The other night, I was rolling the trash bins out an hour or so after midnight; it’d been a long night with extra work. I noticed my neighbor’s garage door was wide open and the lights were on. I immediately texted him: “Hey, I just noticed your garage door was open.”
Now I know my neighbor, and we get along pretty well. We swap stories, and do favors for each other from time to time. On top of that, someone broke into his garage about a year ago and stole about $30K worth of tools, so I was worried that might’ve happened again. I did not want his garage door to spend the night open like that.
Therefore, I rang the doorbell. No answer
Given the theft a year ago, I decided to try and close it myself and exit through the side door into the breezeway between houses. I did so with no trouble. That’s not why I’m writing this story.

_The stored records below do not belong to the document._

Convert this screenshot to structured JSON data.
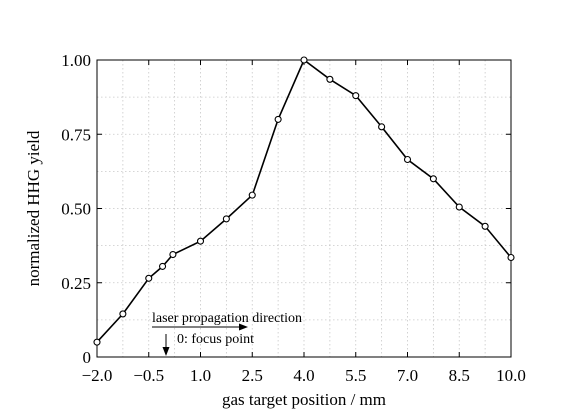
{
  "chart_data": {
    "type": "line",
    "xlabel": "gas target position / mm",
    "ylabel": "normalized HHG yield",
    "xlim": [
      -2.0,
      10.0
    ],
    "ylim": [
      0,
      1.0
    ],
    "x_ticks": [
      -2.0,
      -0.5,
      1.0,
      2.5,
      4.0,
      5.5,
      7.0,
      8.5,
      10.0
    ],
    "x_tick_labels": [
      "−2.0",
      "−0.5",
      "1.0",
      "2.5",
      "4.0",
      "5.5",
      "7.0",
      "8.5",
      "10.0"
    ],
    "y_ticks": [
      0,
      0.25,
      0.5,
      0.75,
      1.0
    ],
    "y_tick_labels": [
      "0",
      "0.25",
      "0.50",
      "0.75",
      "1.00"
    ],
    "grid": true,
    "series": [
      {
        "x": [
          -2.0,
          -1.25,
          -0.5,
          -0.1,
          0.2,
          1.0,
          1.75,
          2.5,
          3.25,
          4.0,
          4.75,
          5.5,
          6.25,
          7.0,
          7.75,
          8.5,
          9.25,
          10.0
        ],
        "y": [
          0.05,
          0.145,
          0.265,
          0.305,
          0.345,
          0.39,
          0.465,
          0.545,
          0.8,
          1.0,
          0.935,
          0.88,
          0.775,
          0.665,
          0.6,
          0.505,
          0.44,
          0.335
        ]
      }
    ],
    "annotations": [
      {
        "text": "laser propagation direction",
        "arrow": "right"
      },
      {
        "text": "0: focus point",
        "arrow": "down"
      }
    ]
  }
}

With everything that has been happening lately, even in my small town in Colorado, the fear I felt when walking into his garage uninvited at 2:00AM in my pajamas was overwhelming. Even as well as I know my neighbor, knowing with certainty that he’s not a nut, not a violent or easily triggered person, not a disturbed gun-loving RWNJ, I couldn’t dismiss the terror that somehow something might go terribly wrong. I got back into my house and just sat and shook for about 10 minutes.
That’s the world we now live in. If I want to help a neighbor—someone I know is a kind and nonviolent person, I still have a feeling of life and death fear. Too damn many people have been shot and killed just for being near someone’s house.
One person shot and killed is too damn many, and there have been thousands!
What actually happened is that I got a text message about 7:00 am thanking me for closing his garage door and asking if there’s anything he could do for me over the next few days.
But that 45 seconds or so of life-and-death terror had been real, and I’m still shaken.